Article paru le 11 mai 2010 dans l'Humanité
tribunes & idées
La grande leçon politique de la Résistance
François Berriot, professeur émérite des universités
Que voici une publication bienvenue ! Il est, en effet, urgent de rappeler aujourd’hui – tel est l’objet de la première partie de ce livre – ce que fut le programme du Conseil national de la Résistance, unanime derrière son fondateur Jean Moulin, et ce que fut l’action du premier gouvernement de la France après la Libération, présidé par le général de Gaulle, qui, dès le 3 novembre 1943, avait lui-même proclamé devant l’Assemblée provisoire d’Alger : « La France veut que cesse un régime économique dans lequel les grandes sources de la richesse nationale échappent à la nation, où les activités principales de la production et de la répartition se dérobent à son contrôle, où la conduite des entreprises exclut la participation des organisations de travailleurs et de techniciens dont cependant elle dépend. Il ne faut plus qu’on puisse trouver un homme ni une femme qui ne soit assuré de vivre et de travailler dans des conditions honorables (…) et d’avoir accès au savoir et à la culture. »
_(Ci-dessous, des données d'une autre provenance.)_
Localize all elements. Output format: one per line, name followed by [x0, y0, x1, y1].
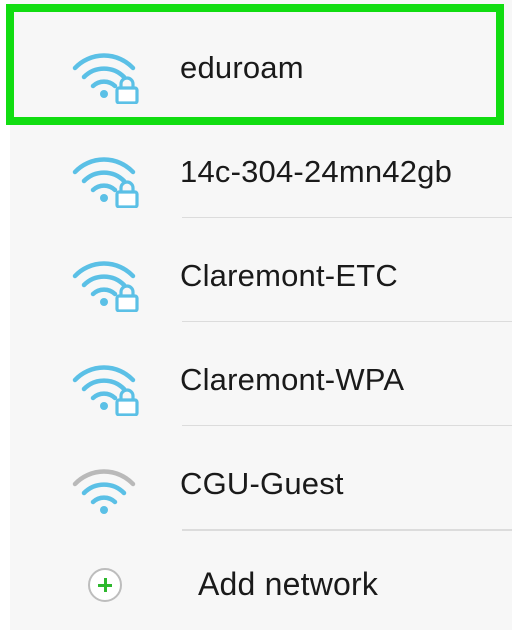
- wifi-lock-icon: [72, 157, 139, 208]
- network-row-claremont-etc[interactable]: Claremont-ETC: [10, 218, 512, 322]
- add-network-label: Add network: [198, 566, 379, 602]
- wifi-lock-icon: [72, 53, 139, 104]
- network-row-claremont-wpa[interactable]: Claremont-WPA: [10, 322, 512, 426]
- network-row-14c-304[interactable]: 14c-304-24mn42gb: [10, 114, 512, 218]
- network-ssid: Claremont-WPA: [180, 362, 405, 397]
- network-ssid: eduroam: [180, 50, 304, 85]
- network-ssid: Claremont-ETC: [180, 258, 398, 293]
- network-ssid: CGU-Guest: [180, 466, 344, 501]
- row-divider: [182, 530, 512, 531]
- network-ssid: 14c-304-24mn42gb: [180, 154, 453, 189]
- wifi-icon: [72, 469, 136, 514]
- wifi-lock-icon: [72, 261, 139, 312]
- add-network-button[interactable]: Add network: [10, 530, 512, 634]
- network-row-cgu-guest[interactable]: CGU-Guest: [10, 426, 512, 530]
- network-row-eduroam[interactable]: eduroam: [10, 10, 512, 114]
- wifi-lock-icon: [72, 365, 139, 416]
- plus-circle-icon: [88, 568, 122, 602]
Et il n’est pas moins important (seconde partie) de démontrer comment, depuis 2007 surtout, les acquis économiques, sociaux, démocratiques, laïques de la Libération sont, réforme après réforme, balayés par une équipe gouvernementale désormais ouvertement ultralibérale et proatlantique, ce que l’un de ses supporters, Denis Kessler, dans Challenges du 4 octobre 2007, avait d’ailleurs sans ambages dévoilé : « Les annonces successives des différentes réformes par le gouvernement peuvent donner une impression de patchwork tant elles paraissent variées, d’importance inégale et de portées diverses : statut de la fonction publique, régimes spéciaux de retraite, refonte de la Sécurité sociale, paritarisme (…). À y regarder de plus près, on constate qu’il y a une profonde unité à ce programme ambitieux. La liste des réformes ? C’est simple : tout ce qui a été mis en place entre 1944 et 1952 […]. Il s’agit de sortir de 1945 et de défaire, méthodiquement, le programme du Conseil national de la Résistance » !
En ce printemps 2010 donc, alors que les officiels ne manqueront pas de célébrer le soixante-dixième anniversaire de l’Appel du 18 juin, il est salutaire de proclamer, justement, la grande leçon de la Résistance et de celui qu’elle a reconnu comme son chef, Charles de Gaulle, leçon que redit, dans les dernières pages de ce livre, un ancien de la France libre et de la déportation, l’ambassadeur Stéphane Hessel : « Sachez que la désobéissance, la préférence donnée aux valeurs par rapport à la loi, c’est une partie de notre citoyenneté, de notre citoyenneté résistante. Résister, c’est refuser d’accepter le déshonneur, c’est continuer à s’indigner. »
À l’évidence, pour reprendre la formule des auteurs qui se nomment eux-mêmes « Citoyens résistants d’hier et d’aujourd’hui » et qui justifient cette appellation par leur action, « la Résistance n’appartient pas qu’au passé ».